Internal communication becomes more measured by necessity, not only if we have time. Data is not about turning communication into a numbers exercise. It is about gaining confidence in what is working, what is not, and where messages are breaking down.
Culture
Culture is another area in which hybrid work has reshaped our responsibilities. When teams are split between physical and digital spaces, culture is less likely to be absorbed through observation and more likely to be shaped by what is communicated deliberately. Communicators play a much more active role in sustaining belonging, connection and shared purpose.
Without intention, organisations risk creating a two-tier culture in which proximity to the office equates to proximity to information and influence. How often do you hear colleagues in another state say they found out about something late, or not at all? Hybrid work amplifies who feels included and who does not.
Internal communication needs to be designed for inclusion, reflecting different working realities rather than defaulting to an office-first approach. This requires stronger listening skills across diverse employee groups, not just formal consultative channels. It also means shaping narratives about purpose, values and belonging in ways that feel genuine, not like corporate slogans.
Relationships
Hybrid work has also changed how relationships and influence are built. Collaboration still depends on human connection, but those connections are now filtered through video calls, chat platforms and digital collaboration tools. Relationship building is no longer about meeting in the coffee line or while waiting for the lift; it needs to be structured and intentional.
Communicators need to read nuance in digital interactions, facilitate conversations in virtual spaces and maintain visibility without becoming noise. Delivery choices matter more than ever. What feels clear and supportive in person can come across as blunt in text. What feels warm on video can feel vague when read later.

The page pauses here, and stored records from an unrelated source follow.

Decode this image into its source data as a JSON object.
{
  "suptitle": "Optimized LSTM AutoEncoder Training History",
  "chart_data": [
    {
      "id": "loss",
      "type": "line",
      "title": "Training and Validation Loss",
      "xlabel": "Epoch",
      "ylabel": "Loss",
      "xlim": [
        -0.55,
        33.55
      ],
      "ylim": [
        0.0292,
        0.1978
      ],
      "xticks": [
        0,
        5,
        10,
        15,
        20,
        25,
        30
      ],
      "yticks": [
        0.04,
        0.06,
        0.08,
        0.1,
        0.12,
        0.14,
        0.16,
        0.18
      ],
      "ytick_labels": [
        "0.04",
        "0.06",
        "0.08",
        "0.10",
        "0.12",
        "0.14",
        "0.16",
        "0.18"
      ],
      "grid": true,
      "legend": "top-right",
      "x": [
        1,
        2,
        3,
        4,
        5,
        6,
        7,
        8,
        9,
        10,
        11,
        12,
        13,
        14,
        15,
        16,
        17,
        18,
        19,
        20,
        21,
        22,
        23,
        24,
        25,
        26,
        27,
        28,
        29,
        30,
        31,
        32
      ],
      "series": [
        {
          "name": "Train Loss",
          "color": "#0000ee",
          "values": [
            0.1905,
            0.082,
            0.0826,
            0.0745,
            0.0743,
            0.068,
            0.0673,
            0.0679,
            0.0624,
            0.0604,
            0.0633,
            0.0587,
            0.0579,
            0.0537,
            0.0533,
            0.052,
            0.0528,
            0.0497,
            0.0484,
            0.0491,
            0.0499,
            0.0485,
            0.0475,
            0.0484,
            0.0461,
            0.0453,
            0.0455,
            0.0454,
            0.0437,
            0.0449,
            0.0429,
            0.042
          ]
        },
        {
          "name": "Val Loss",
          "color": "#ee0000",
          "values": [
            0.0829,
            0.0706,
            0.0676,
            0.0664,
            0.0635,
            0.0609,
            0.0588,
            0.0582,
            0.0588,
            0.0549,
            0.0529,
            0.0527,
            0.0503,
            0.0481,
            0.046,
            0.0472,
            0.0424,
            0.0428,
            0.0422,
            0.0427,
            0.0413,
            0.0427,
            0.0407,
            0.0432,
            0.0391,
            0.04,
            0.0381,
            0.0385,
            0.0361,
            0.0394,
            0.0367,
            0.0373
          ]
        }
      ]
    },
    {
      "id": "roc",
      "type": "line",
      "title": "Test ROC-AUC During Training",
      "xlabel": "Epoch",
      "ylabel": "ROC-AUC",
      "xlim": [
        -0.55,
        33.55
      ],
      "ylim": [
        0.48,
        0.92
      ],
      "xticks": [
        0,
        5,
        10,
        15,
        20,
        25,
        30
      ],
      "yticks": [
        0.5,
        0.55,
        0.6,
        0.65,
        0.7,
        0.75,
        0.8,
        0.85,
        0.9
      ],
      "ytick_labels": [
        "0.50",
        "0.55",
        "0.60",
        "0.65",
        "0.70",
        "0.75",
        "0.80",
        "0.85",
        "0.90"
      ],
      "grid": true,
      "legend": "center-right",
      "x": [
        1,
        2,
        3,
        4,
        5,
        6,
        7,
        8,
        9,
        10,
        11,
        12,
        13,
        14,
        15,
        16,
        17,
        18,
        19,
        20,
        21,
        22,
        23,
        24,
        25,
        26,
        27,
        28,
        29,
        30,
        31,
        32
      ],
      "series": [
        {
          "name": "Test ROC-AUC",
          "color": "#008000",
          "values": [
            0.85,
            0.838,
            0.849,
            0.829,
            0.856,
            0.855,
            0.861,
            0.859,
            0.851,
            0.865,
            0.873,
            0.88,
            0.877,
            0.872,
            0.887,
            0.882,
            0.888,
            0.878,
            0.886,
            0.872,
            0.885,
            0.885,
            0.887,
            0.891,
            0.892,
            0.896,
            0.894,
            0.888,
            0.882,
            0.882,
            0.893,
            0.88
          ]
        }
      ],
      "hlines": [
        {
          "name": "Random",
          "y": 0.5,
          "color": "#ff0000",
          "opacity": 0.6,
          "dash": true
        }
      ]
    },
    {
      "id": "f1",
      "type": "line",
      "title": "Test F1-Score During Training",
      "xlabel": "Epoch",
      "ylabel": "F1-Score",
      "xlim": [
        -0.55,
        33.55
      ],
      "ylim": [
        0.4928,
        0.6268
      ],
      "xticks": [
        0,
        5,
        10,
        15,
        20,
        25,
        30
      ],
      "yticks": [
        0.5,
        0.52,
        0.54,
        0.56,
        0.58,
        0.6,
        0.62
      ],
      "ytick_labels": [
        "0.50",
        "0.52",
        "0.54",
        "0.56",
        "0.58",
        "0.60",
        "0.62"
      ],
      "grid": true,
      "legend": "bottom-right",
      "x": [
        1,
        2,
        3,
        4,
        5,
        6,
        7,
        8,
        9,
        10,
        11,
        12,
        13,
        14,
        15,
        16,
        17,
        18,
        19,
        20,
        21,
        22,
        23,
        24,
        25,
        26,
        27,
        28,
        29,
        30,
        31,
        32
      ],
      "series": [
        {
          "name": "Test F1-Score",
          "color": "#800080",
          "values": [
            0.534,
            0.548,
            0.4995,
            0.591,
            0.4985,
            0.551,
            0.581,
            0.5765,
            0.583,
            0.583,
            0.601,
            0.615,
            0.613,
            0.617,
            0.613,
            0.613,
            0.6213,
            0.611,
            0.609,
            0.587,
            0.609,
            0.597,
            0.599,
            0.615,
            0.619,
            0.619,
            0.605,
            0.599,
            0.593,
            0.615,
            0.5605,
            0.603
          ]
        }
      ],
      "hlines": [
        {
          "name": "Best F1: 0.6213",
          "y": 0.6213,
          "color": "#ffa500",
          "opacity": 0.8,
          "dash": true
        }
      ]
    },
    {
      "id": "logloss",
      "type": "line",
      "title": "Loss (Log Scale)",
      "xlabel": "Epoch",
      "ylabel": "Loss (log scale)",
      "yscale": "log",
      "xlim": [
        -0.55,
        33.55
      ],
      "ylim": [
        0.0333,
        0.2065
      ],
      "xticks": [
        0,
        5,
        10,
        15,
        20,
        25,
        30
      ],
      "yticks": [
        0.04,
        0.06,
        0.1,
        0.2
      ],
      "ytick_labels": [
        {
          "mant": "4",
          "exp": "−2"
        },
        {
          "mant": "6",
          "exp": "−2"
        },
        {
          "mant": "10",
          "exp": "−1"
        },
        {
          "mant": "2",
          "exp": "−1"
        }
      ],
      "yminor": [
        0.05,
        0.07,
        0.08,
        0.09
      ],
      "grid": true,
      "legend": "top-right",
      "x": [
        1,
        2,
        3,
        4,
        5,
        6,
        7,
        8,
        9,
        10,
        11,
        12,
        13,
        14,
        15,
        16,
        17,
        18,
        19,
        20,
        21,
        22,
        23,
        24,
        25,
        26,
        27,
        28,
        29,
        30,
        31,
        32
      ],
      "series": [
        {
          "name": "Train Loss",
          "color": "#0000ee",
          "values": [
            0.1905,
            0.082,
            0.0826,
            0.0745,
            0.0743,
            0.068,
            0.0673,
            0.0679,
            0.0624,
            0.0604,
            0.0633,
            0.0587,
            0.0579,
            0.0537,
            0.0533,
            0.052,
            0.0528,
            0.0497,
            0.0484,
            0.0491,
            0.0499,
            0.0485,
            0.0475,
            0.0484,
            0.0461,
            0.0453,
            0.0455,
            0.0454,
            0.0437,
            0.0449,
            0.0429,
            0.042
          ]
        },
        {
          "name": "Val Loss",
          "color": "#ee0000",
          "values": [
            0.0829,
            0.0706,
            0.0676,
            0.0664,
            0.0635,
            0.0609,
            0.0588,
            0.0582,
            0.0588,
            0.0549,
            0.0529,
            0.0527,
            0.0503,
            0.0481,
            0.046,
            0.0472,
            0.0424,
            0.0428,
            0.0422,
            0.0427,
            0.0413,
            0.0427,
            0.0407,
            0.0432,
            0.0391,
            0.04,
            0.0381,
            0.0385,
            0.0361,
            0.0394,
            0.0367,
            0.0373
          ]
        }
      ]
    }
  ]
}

Relationship and influence skills take on new importance in hybrid environments. Relationship management is now a professional discipline, not an accidental byproduct of being co-located. As communication professionals, our influence depends on the strength of our relationships. When those relationships do not form organically, we need to create the opportunities, even when that feels uncomfortable.
Capability matters more than ever
All of this demands increased capability. Hybrid work makes communication more intentional and more strategic. No matter the size of the organisation, if you work with people in the current world, you need to think carefully about how messages cut through, wherever people work.
The individuals and teams that thrive will be those that recognise communication as an experience to be designed, not a message to be sent.